« Quand j'entends le mot vivre, je sors mon revolver ou du poison. » (Luc Pulflop)
jeudi 21 février 2019
Sac du céphalopode
23 juillet. — « Le corps du polype étant organisé sur le type de celui des céphalopodes de grand calibre, des poulpes, des seiches, des calmars, le fourreau dans lequel il naît enveloppé, et dont il est la continuation, même après son ossification complète, ne saurait rencontrer un analogue plus frappant que dans le sac du céphalopode, grande enveloppe dont le céphalopode est la continuation, et qui en emprisonne toute la moitié inférieure. Ce sac, il est vrai, ne s'ossifie jamais et ne se transforme jamais en coquille dans les trois genres que nous venons de citer ; mais il devient coquille chez l'argonaute, comme le manteau membraneux de la limace devient coquille chez le colimaçon, comme le fourreau calcaire du polypier des corallines reste cartilagineux chez l'alcyonelle et chez les gorgones ; et cela par la seule ossification d'un organe externe, par la seule incrustation calcaire du réseau lymphatique, qui circule autour de toutes les petites cellules du tissu. Les céphalopodes sont donc des polypes isolés, comme la plupart des polypes sont des céphalopodes ramifiés. » (François-Vincent Raspail, Nouveau système de chimie organique, Paris, J.-B. Baillière, 1833)

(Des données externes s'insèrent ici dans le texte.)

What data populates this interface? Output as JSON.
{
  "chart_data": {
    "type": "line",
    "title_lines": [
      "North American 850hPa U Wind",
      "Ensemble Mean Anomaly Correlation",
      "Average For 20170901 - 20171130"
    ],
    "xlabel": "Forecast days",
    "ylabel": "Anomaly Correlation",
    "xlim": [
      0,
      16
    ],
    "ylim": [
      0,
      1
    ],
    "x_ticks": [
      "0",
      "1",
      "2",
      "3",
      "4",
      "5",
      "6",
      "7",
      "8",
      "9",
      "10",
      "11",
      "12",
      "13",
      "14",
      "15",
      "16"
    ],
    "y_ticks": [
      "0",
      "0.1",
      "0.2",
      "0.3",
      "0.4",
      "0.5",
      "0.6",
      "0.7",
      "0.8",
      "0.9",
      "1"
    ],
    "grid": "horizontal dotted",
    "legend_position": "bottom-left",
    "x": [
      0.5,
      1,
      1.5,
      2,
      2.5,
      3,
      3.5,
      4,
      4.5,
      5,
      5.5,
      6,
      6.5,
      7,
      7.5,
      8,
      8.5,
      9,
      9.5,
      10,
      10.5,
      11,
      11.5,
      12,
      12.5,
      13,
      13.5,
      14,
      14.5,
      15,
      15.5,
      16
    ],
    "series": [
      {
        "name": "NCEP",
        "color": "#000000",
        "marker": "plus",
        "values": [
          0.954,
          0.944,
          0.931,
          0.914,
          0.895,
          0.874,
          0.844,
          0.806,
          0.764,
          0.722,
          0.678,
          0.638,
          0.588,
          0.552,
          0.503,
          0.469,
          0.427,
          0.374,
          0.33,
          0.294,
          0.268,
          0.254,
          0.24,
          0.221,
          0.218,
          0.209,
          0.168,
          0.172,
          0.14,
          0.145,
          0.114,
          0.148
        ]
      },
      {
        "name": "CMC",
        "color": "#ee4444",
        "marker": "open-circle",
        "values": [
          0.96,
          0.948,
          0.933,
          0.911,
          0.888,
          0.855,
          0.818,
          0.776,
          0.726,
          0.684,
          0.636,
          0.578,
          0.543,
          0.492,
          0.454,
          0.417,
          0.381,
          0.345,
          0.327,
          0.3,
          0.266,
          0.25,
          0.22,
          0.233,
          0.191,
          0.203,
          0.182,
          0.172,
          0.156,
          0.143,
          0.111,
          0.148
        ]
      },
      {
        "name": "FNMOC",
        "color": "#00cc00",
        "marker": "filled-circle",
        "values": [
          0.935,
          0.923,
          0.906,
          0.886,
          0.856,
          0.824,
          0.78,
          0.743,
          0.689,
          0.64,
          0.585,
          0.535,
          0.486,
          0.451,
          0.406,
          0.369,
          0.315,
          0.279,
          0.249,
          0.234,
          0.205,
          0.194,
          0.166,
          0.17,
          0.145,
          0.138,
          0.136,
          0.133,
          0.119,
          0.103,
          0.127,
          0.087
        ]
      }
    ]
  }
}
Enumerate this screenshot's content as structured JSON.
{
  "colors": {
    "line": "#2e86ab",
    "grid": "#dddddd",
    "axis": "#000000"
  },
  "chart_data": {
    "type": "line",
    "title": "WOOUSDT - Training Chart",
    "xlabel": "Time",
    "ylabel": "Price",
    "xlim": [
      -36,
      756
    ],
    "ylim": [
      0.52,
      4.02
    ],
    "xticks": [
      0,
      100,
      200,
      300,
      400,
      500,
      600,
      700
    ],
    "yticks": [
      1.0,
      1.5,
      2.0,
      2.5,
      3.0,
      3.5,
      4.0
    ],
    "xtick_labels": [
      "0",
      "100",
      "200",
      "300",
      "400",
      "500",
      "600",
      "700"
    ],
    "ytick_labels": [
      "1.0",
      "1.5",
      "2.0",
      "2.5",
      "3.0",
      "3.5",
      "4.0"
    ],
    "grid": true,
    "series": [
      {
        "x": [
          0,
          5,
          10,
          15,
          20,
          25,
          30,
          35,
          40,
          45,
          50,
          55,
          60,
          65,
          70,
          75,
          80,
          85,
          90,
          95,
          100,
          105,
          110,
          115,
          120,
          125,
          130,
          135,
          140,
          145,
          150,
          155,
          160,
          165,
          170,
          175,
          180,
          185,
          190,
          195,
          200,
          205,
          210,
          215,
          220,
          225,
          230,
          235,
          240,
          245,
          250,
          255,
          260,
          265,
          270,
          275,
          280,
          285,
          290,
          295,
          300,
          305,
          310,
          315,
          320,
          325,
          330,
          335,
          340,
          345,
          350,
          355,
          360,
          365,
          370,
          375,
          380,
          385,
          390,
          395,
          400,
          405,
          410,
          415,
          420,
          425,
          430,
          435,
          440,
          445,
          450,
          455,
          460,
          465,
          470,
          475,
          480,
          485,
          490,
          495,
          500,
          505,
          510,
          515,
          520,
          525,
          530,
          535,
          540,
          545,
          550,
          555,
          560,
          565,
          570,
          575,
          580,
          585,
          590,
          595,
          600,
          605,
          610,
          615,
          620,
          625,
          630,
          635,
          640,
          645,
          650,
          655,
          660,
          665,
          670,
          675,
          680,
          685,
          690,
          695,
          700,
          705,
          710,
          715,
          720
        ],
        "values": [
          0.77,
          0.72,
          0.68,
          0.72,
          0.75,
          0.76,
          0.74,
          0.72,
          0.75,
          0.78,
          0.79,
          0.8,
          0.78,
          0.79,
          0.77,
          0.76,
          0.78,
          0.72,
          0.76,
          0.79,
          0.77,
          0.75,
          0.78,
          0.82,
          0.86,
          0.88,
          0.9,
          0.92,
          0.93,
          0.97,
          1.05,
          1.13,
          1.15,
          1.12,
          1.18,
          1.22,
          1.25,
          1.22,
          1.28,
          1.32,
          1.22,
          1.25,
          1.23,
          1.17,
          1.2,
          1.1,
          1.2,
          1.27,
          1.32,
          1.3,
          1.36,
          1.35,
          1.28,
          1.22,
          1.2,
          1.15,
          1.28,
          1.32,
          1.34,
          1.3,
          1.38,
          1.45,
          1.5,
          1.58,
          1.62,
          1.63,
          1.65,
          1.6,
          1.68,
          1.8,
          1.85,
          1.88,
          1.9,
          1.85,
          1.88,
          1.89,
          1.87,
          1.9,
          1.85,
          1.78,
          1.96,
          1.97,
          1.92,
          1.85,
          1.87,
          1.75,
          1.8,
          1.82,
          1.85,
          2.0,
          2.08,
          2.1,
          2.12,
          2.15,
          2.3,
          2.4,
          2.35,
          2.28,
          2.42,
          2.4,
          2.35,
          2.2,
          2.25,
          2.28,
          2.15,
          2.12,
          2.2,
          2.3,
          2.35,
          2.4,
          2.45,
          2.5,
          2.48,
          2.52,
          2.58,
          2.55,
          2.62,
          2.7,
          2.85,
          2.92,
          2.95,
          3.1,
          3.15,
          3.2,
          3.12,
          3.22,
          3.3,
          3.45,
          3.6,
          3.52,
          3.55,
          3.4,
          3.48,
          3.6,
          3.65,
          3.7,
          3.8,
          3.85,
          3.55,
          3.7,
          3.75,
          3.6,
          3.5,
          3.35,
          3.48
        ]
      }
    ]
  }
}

(Barzelus Foukizarian, Journal ontologique critique)
Entre deux mondes
La Weltanschauung du constipé est double : elle oppose au monde où le Dasein vaque librement à ses occupations, exerce une activité sans conséquence pour son salut, un domaine où la crainte et l'espoir le paralysent tour à tour, où, comme au bord d'un abîme, le moindre écart dans le moindre geste, la moindre carence en fibres, solubles ou insolubles, peuvent infiniment le perdre. Ce domaine ténébreux, festonné de toiles d'araignée, où celui qui entre fait bien d'abandonner toute espérance, est celui des terribles « goguenots ».
(Théasar du Jin, Carnets du misanthrope)
Belette
31 juillet. — Plutarque remarque que les Thébains honoraient la belette, tandis que les autres Grecs regardaient sa rencontre comme un présage funeste. On prétend que sa cendre, appliquée en cataplasme, guérit les migraines et les cataractes.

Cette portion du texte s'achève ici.